2. Peter Jackson- I shouldn't even be commenting on this since I haven't seen any of The Lord of the Rings films, but what else has he done that warrants a spot this high? You raked in a lot of cash-congrats. Just based on his placement it seems like another crowd pleasing, monetarily motivated pick from EW.

1. Steven Spielberg- I knew they'd do this and I take issue with it not because I dislike Spielberg or his films (how can anyone?) but because the reasoning behind the selection is so dubious when you consider his underwhelming output this past decade. Two words: CRYSTAL SKULL. He needs to get back on the map quickly if he wants to re-claim his throne. And it's a good thing we're judging his work as a director not a producer (Eagle Eye, the Transformers films) or he'd deserve to fall off the list completely. The word "active" does him no favors in evaluating the merits of his #1 ranking. That said, I can't argue he doesn't at least still deserve be in the top 5 or 10.

Didn't Make it and I'm Glad

Spike Lee- The most overrated filmmaker alive. I'm sure many were up in arms when they didn't see his name, feeling this exclusion symbolizes the list's inaccuracy, but I felt like clapping. His films range from preposterously overrated (Do The Right Thing, Inside Man, and just about everything else) to flat-out awful (the recent Miracle at St. Anna). But at least there's one other person as thrilled as I am that he didn't make the list: Spike Lee. Now he has a new excuse to cry racism and blame Clint Eastwood for all his problems. The fact is his films just aren't that great. Yes, of course he's a lot better than some of the choices up there, but just because they didn't deserve to make it doesn't mean he should.

Woody Allen- As much as it pains me to say it, you'd have to go back to the 70's or early '80's to make a strong argument he deserves a place alongside the best active directors, if only because he's been so wildly inconsistent since then. Unlike Lee however, I'm actually a fan of his work and find even his lesser efforts to at least be interesting. It seems we just keep waiting and waiting for the next truly great Woody Allen picture to come along and it never does. It's getting frustrating. For every movie that flirts with greatness (Match Point) there are a dozen others that don't (The Curse of the Jade Scorpion, Celebrity, Scoop, the list goes on and on). The output is just too uneven to warrant inclusion. A good call by EW.

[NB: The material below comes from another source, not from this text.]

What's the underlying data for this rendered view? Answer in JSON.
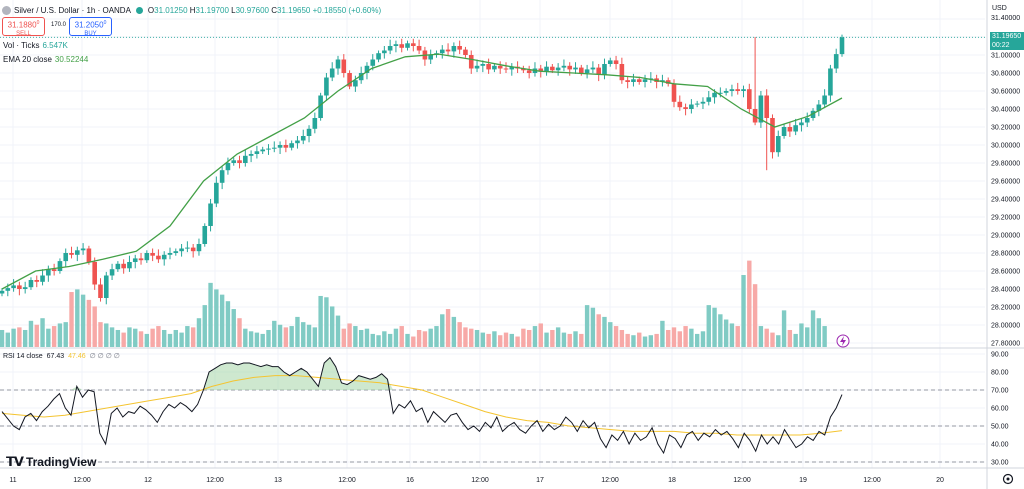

Should Have Made It (these names jump out at me as outrageous omissions but there are probably more)
Wes Anderson
David Lynch
David Cronenberg
Richard Kelly
Lars Von Trier
Sam Mendes
David Gordon Green
Oliver Stone
Spike Jonze
Gus Van Sant


JD said...

Active is an odd word choice. Pedro deserves to be on there for sure. We talked abut this MGU a couple weeks ago. It doesn't make any sense if you really think about it.
Great analysis.

Anonymous said...

I think you're on crack. Why does David Lynch deserve to be on the list but not Woody Allen? Match Point was brilliant, Vicky was great, Anything Else was *great* and very underrated, and a lot of his 90's works were great as well -- Sweet and Lowdown, Deconstructing Harry, Mighty Aphrodite, Bullets Over Broadway, Husbands and Wives. I think Woody has made more great films than anyone in that list.